Widzę temat dalej aktualny to zabiorę w nim kilka słów.
1. Polskie prawo drogowe jest jakie jest. Ograniczenia również. Stany dróg i infrastruktury no cóż się tutaj sporo wypowiadać. Jednak Policja oraz rząd dorabiają sobie na kierowcach jak chcą. Taryfikator jest na tyle nieogarnięty, że zwykły Kowalski za zaparkowanie auta 1m za blisko od przystanku czym nie zagrozi życia człowieka dostanie taką karę jak kierowca wyprzedzający na podwójnej na skrzyżowaniu zagrażając ruchowi drogowemu. Po prostu trzeba robić swoje i unikać szmaciarzy.
2. Idealny kierowca jest pieszym i rowerzystą. Idealny rowerzysta jest pieszym i kierowcą. Idealny pieszy jest kierowcą i rowerzystom. Nikt, kto nie siedział za kółkiem w pełni nie zrozumie kierowcy. Nikt, kto nie jeździł dla przyjemności rowerem nie zrozumie rowerzystów. Wystarczy mieć jakiś szacunek dla siebie, a wszystko będzie dobrze się toczyć. Jednak niestety rzeczywistość taka nie jest.

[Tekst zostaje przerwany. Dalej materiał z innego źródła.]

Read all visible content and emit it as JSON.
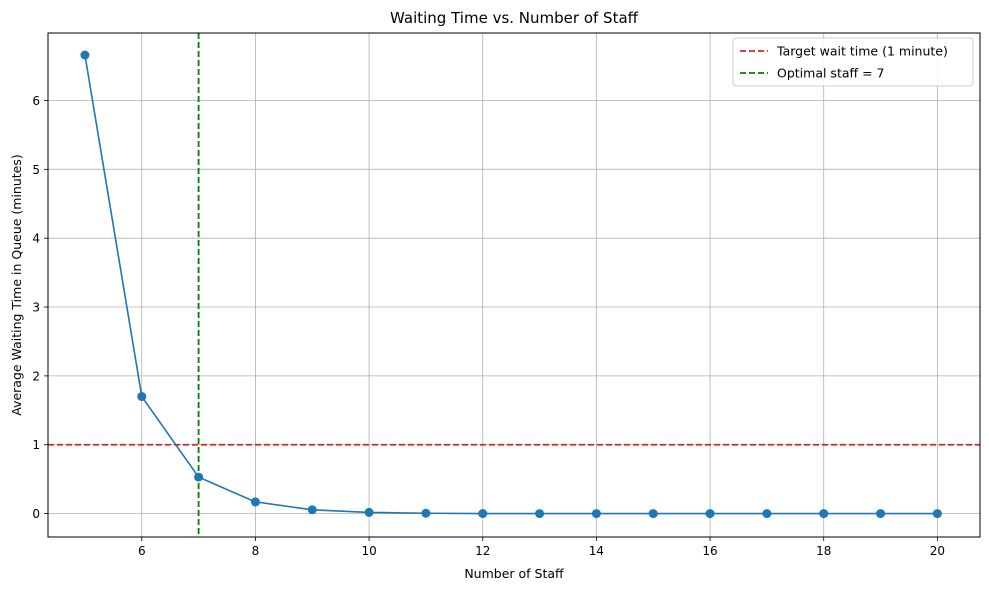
{
  "chart_data": {
    "type": "line",
    "title": "Waiting Time vs. Number of Staff",
    "xlabel": "Number of Staff",
    "ylabel": "Average Waiting Time in Queue (minutes)",
    "xlim": [
      4.35,
      20.75
    ],
    "ylim": [
      -0.34,
      6.98
    ],
    "xticks": [
      6,
      8,
      10,
      12,
      14,
      16,
      18,
      20
    ],
    "yticks": [
      0,
      1,
      2,
      3,
      4,
      5,
      6
    ],
    "grid": true,
    "legend_position": "upper right",
    "series": [
      {
        "x": [
          5,
          6,
          7,
          8,
          9,
          10,
          11,
          12,
          13,
          14,
          15,
          16,
          17,
          18,
          19,
          20
        ],
        "y": [
          6.66,
          1.7,
          0.53,
          0.17,
          0.055,
          0.017,
          0.005,
          0.001,
          0.0,
          0.0,
          0.0,
          0.0,
          0.0,
          0.0,
          0.0,
          0.0
        ],
        "color": "#1f77b4",
        "marker": "circle"
      }
    ],
    "reference_lines": [
      {
        "orientation": "horizontal",
        "value": 1,
        "color": "#d62728",
        "style": "dashed",
        "label": "Target wait time (1 minute)"
      },
      {
        "orientation": "vertical",
        "value": 7,
        "color": "#008000",
        "style": "dashed",
        "label": "Optimal staff = 7"
      }
    ]
  }
}
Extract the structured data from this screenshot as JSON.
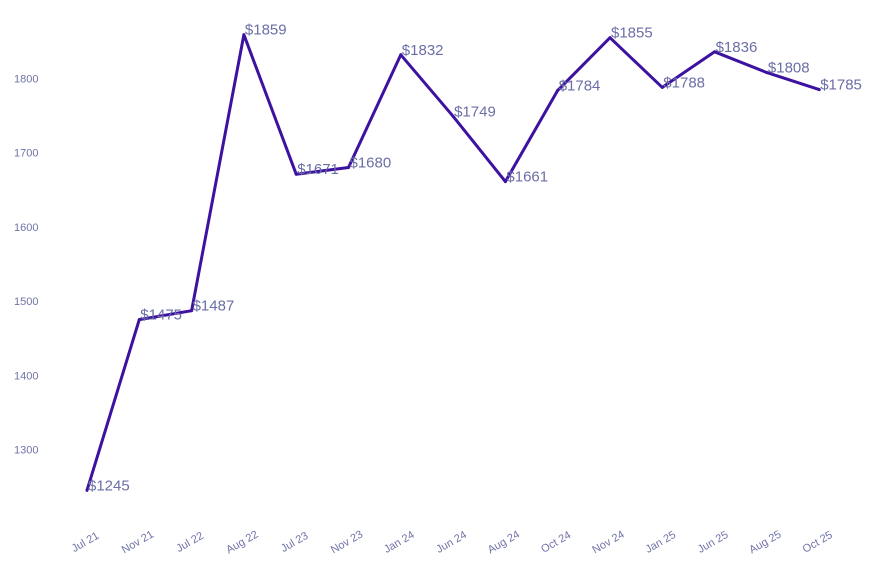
{
  "chart_data": {
    "type": "line",
    "title": "",
    "xlabel": "",
    "ylabel": "",
    "categories": [
      "Jul 21",
      "Nov 21",
      "Jul 22",
      "Aug 22",
      "Jul 23",
      "Nov 23",
      "Jan 24",
      "Jun 24",
      "Aug 24",
      "Oct 24",
      "Nov 24",
      "Jan 25",
      "Jun 25",
      "Aug 25",
      "Oct 25"
    ],
    "series": [
      {
        "values": [
          1245,
          1475,
          1487,
          1859,
          1671,
          1680,
          1832,
          1749,
          1661,
          1784,
          1855,
          1788,
          1836,
          1808,
          1785
        ],
        "labels": [
          "$1245",
          "$1475",
          "$1487",
          "$1859",
          "$1671",
          "$1680",
          "$1832",
          "$1749",
          "$1661",
          "$1784",
          "$1855",
          "$1788",
          "$1836",
          "$1808",
          "$1785"
        ]
      }
    ],
    "yticks": [
      "1300",
      "1400",
      "1500",
      "1600",
      "1700",
      "1800"
    ],
    "ylim": [
      1200,
      1880
    ],
    "grid": false,
    "legend": "none",
    "colors": {
      "line": "#3d12a0",
      "tick_text": "#7073a8",
      "label_text": "#6b6ea6"
    }
  }
}
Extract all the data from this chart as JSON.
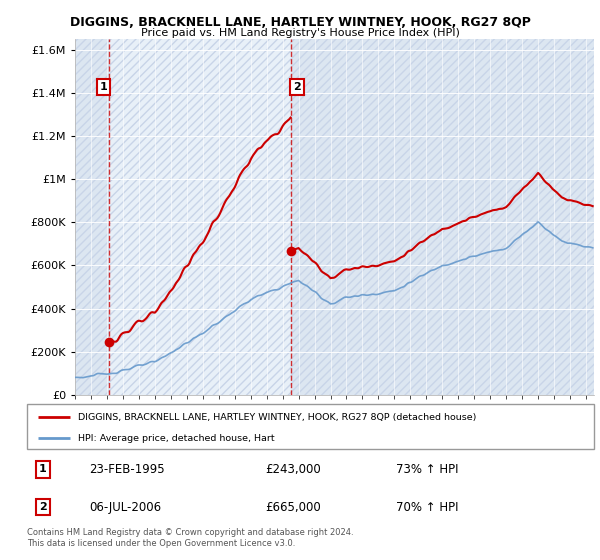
{
  "title": "DIGGINS, BRACKNELL LANE, HARTLEY WINTNEY, HOOK, RG27 8QP",
  "subtitle": "Price paid vs. HM Land Registry's House Price Index (HPI)",
  "legend_line1": "DIGGINS, BRACKNELL LANE, HARTLEY WINTNEY, HOOK, RG27 8QP (detached house)",
  "legend_line2": "HPI: Average price, detached house, Hart",
  "sale1_date": "23-FEB-1995",
  "sale1_price": "£243,000",
  "sale1_hpi": "73% ↑ HPI",
  "sale1_year": 1995.14,
  "sale1_value": 243000,
  "sale2_date": "06-JUL-2006",
  "sale2_price": "£665,000",
  "sale2_hpi": "70% ↑ HPI",
  "sale2_year": 2006.51,
  "sale2_value": 665000,
  "footer": "Contains HM Land Registry data © Crown copyright and database right 2024.\nThis data is licensed under the Open Government Licence v3.0.",
  "hpi_color": "#6699cc",
  "price_color": "#cc0000",
  "ylim": [
    0,
    1650000
  ],
  "xlim_start": 1993.0,
  "xlim_end": 2025.5,
  "hatch_color": "#c8d4e8",
  "plot_bg": "#dce6f1",
  "highlight_bg": "#e8f0f8"
}
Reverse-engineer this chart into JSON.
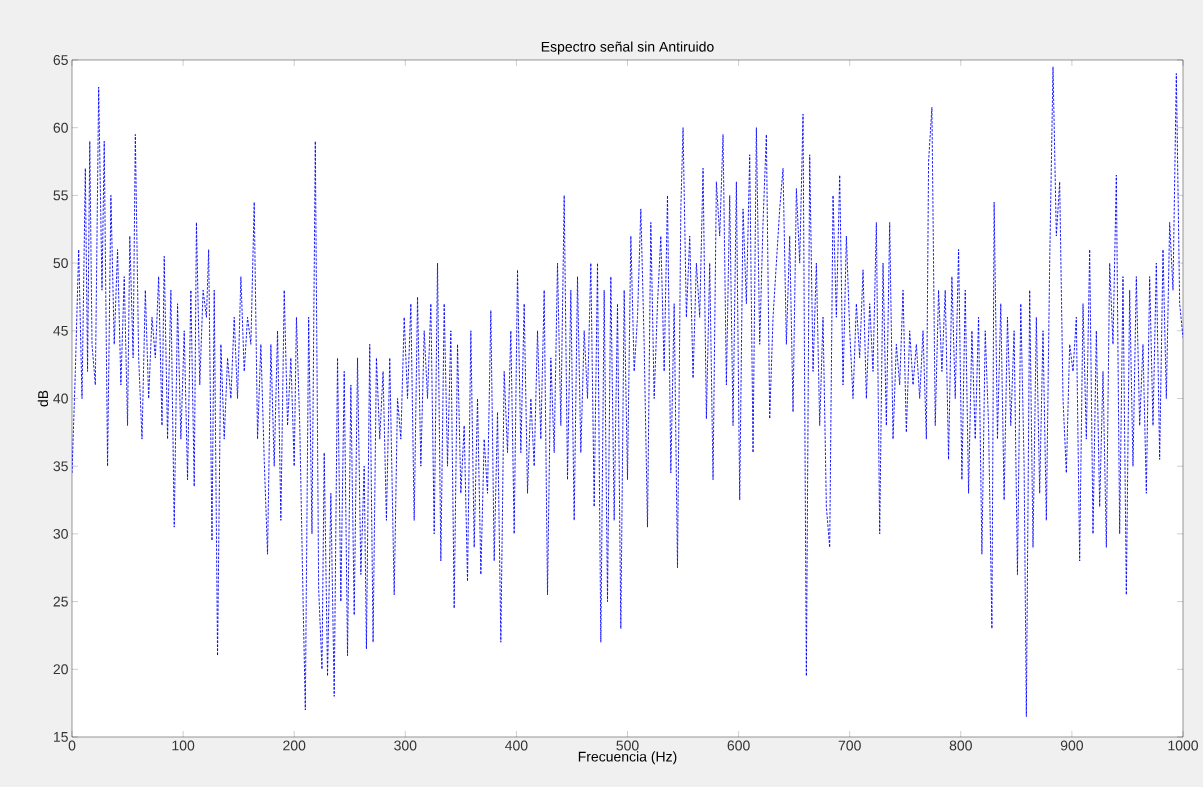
{
  "chart_data": {
    "type": "line",
    "title": "Espectro señal sin Antiruido",
    "xlabel": "Frecuencia (Hz)",
    "ylabel": "dB",
    "xlim": [
      0,
      1000
    ],
    "ylim": [
      15,
      65
    ],
    "xticks": [
      0,
      100,
      200,
      300,
      400,
      500,
      600,
      700,
      800,
      900,
      1000
    ],
    "yticks": [
      15,
      20,
      25,
      30,
      35,
      40,
      45,
      50,
      55,
      60,
      65
    ],
    "grid": false,
    "marker": "none",
    "line_style": "dashed",
    "series": [
      {
        "color": "#0000ff",
        "x": [
          0,
          3,
          6,
          9,
          12,
          14,
          16,
          18,
          21,
          24,
          27,
          29,
          32,
          35,
          38,
          41,
          44,
          47,
          50,
          52,
          55,
          57,
          60,
          63,
          66,
          69,
          72,
          75,
          78,
          81,
          83,
          86,
          89,
          92,
          95,
          98,
          101,
          104,
          107,
          110,
          112,
          115,
          118,
          121,
          123,
          126,
          128,
          131,
          134,
          137,
          140,
          143,
          146,
          149,
          152,
          155,
          158,
          161,
          164,
          167,
          170,
          173,
          176,
          179,
          182,
          185,
          188,
          191,
          194,
          197,
          200,
          202,
          205,
          208,
          210,
          213,
          216,
          219,
          222,
          225,
          227,
          230,
          233,
          236,
          239,
          242,
          245,
          248,
          251,
          254,
          257,
          260,
          263,
          265,
          268,
          271,
          274,
          277,
          280,
          283,
          286,
          290,
          293,
          296,
          299,
          302,
          305,
          308,
          311,
          314,
          317,
          320,
          323,
          326,
          329,
          332,
          335,
          338,
          341,
          344,
          347,
          350,
          353,
          356,
          359,
          362,
          365,
          368,
          371,
          374,
          377,
          380,
          383,
          386,
          389,
          392,
          395,
          398,
          401,
          404,
          407,
          410,
          413,
          416,
          419,
          422,
          425,
          428,
          431,
          434,
          437,
          440,
          443,
          446,
          449,
          452,
          455,
          458,
          461,
          464,
          467,
          470,
          473,
          476,
          479,
          482,
          485,
          488,
          491,
          494,
          497,
          500,
          503,
          506,
          509,
          512,
          515,
          518,
          521,
          524,
          527,
          530,
          533,
          536,
          539,
          542,
          545,
          548,
          550,
          553,
          556,
          559,
          562,
          565,
          568,
          571,
          574,
          577,
          580,
          583,
          586,
          589,
          592,
          595,
          598,
          601,
          604,
          607,
          610,
          613,
          616,
          619,
          622,
          625,
          628,
          631,
          634,
          637,
          640,
          643,
          646,
          649,
          652,
          655,
          658,
          661,
          664,
          667,
          670,
          673,
          676,
          679,
          682,
          685,
          688,
          691,
          694,
          697,
          700,
          703,
          706,
          709,
          712,
          715,
          718,
          721,
          724,
          727,
          730,
          733,
          736,
          739,
          742,
          745,
          748,
          751,
          754,
          757,
          760,
          763,
          766,
          769,
          771,
          774,
          777,
          780,
          783,
          786,
          789,
          792,
          795,
          798,
          801,
          804,
          807,
          810,
          813,
          816,
          819,
          822,
          825,
          828,
          830,
          833,
          836,
          839,
          842,
          845,
          848,
          851,
          854,
          857,
          859,
          862,
          865,
          868,
          871,
          874,
          877,
          880,
          883,
          886,
          889,
          892,
          895,
          898,
          901,
          904,
          907,
          910,
          913,
          916,
          919,
          922,
          925,
          928,
          931,
          934,
          937,
          940,
          943,
          946,
          949,
          952,
          955,
          958,
          961,
          964,
          967,
          970,
          973,
          976,
          979,
          982,
          985,
          988,
          991,
          994,
          997,
          1000
        ],
        "values": [
          34.5,
          42,
          51,
          40,
          57,
          42,
          59,
          44,
          41,
          63,
          48,
          59,
          35,
          55,
          44,
          51,
          41,
          49,
          38,
          52,
          43,
          59.5,
          43,
          37,
          48,
          40,
          46,
          43,
          49,
          38,
          50.5,
          37,
          48,
          30.5,
          47,
          37,
          45,
          34,
          48,
          33.5,
          53,
          41,
          48,
          46,
          51,
          29.5,
          48,
          21,
          44,
          37,
          43,
          40,
          46,
          40,
          49,
          42,
          46,
          44,
          54.5,
          37,
          44,
          35.5,
          28.5,
          44,
          35,
          45,
          31,
          48,
          38,
          43,
          35,
          46,
          38,
          25,
          17,
          46,
          30,
          59,
          26,
          20,
          36,
          19.5,
          33,
          18,
          43,
          25,
          42,
          21,
          41,
          24,
          43,
          27,
          35,
          21.5,
          44,
          22,
          43,
          37,
          42,
          31,
          43,
          25.5,
          40,
          37,
          46,
          40,
          47,
          31,
          47.5,
          35,
          45,
          40,
          47,
          30,
          50,
          28,
          47,
          35,
          45,
          24.5,
          44,
          33,
          38,
          26.5,
          45,
          29,
          40,
          27,
          37,
          33,
          46.5,
          28,
          39,
          22,
          42,
          36,
          45,
          30,
          49.5,
          36,
          47,
          33,
          40,
          35,
          45,
          37,
          48,
          25.5,
          43,
          36,
          50,
          38,
          55,
          34,
          48,
          31,
          49,
          36,
          45,
          40,
          50,
          32,
          50,
          22,
          48,
          25,
          49,
          31,
          47,
          23,
          48,
          34,
          52,
          42,
          46,
          54,
          44,
          30.5,
          53,
          40,
          47,
          52,
          42,
          55,
          34.5,
          47,
          27.5,
          54,
          60,
          46,
          52,
          41.5,
          50,
          46,
          57,
          38.5,
          50,
          34,
          56,
          52,
          59.5,
          41,
          55,
          38,
          56,
          32.5,
          54,
          47,
          58,
          36,
          60,
          44,
          53,
          59.5,
          38.5,
          46,
          50,
          54,
          57,
          44,
          52,
          39,
          55.5,
          50,
          61,
          19.5,
          58,
          42,
          50,
          38,
          46,
          32,
          29,
          55,
          46,
          56.5,
          41,
          52,
          45,
          40,
          47,
          43,
          49.5,
          40,
          47,
          42,
          53,
          30,
          50,
          38,
          53,
          37,
          44,
          41,
          48,
          37.5,
          45,
          41,
          44,
          40,
          45,
          37,
          57.5,
          61.5,
          38,
          48,
          42,
          48,
          35.5,
          49,
          40,
          51,
          34,
          48,
          33,
          45,
          37,
          46,
          28.5,
          45,
          38,
          23,
          54.5,
          37,
          47,
          32.5,
          46,
          38,
          45,
          27,
          47,
          35,
          16.5,
          48,
          29,
          46,
          33,
          45,
          31,
          50,
          64.5,
          52,
          56,
          40,
          34.5,
          44,
          42,
          46,
          28,
          47,
          37,
          51,
          30,
          45,
          32,
          42,
          29,
          50,
          44,
          56.5,
          30,
          49,
          25.5,
          48,
          35,
          49,
          38,
          44,
          33,
          49,
          38,
          50,
          35.5,
          51,
          40,
          53,
          48,
          64,
          47,
          44.5
        ]
      }
    ]
  }
}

3. Akcje w TV jak "10 mniej - zwolnij" i inne w głównej mierze tyczą się kierowców. Nikt nie powie człowiekowi "nie pchaj się pod koła święta krowo" bądź "rowerzysto zamontuj sobie lampki w rower". Dla mnie to jest marnowanie pieniędzy. Można robić o wiele lepsze spoty uogólniające. Gdzie każdy z trzech grup człowiek weźmie wyciągnie coś dla siebie. Ale poco, lepiej obwinić kierowców na start.
4. Morderca na drodze - piją, ćpają i jadą. Tacy to są mordercy. Jadą drogim BMW na mokrej nawierzchni po łukach 120km/h+. Jeżdżą powyżej 100km/h po mieście. Tiroloty "nie widzące" aut w lusterkach... Sporo można było by takich wymieniać. Nic nic nie pokona ludzkiej głupoty.
5. Przepisy - sam nie jestem przepisowy, rzadko jadę wioską przepisowo, miastem też nie zawsze. Jednak wystarczy patrzeć, myśleć. Jak człowiek leci 100 przez wieś i widzi w oddali ludzi na chodniku / dzieci / pada deszcz to normalne, że trzeba zwolnić. Czuwać. Nikt nie jest święty jednak wystarczy by każdy wykazał chociaż minimalną chęć trzeźwego myślenia, miał minimalnie rozwinięty układ odpowiadający za rozsądek, wyobraźnię. Nikt nie każe zwalniać w mieście (no prócz prawa, które jest po to by je łamać) do 30km jak jest znak, jednak wystarczy myśleć.
Reasumując moje podpunkty wszystko jest dla ludzi. Można pozwolić sobie na więcej. Jednak trzeba myśleć co się robi. Każdy z nas może być mordercą, ale czy chce? Czasami warto pomyśleć, każdy na swój sposób co by było gdyby... i wkazać trochę pokory, opanowania. Ci co tego nie robią - to są mordercy. Dużo o nich w mediach więc już nie będę na takich wieszać psów. Społeczeństwo idzie w dobrym kierunku jeżeli o to chodzi.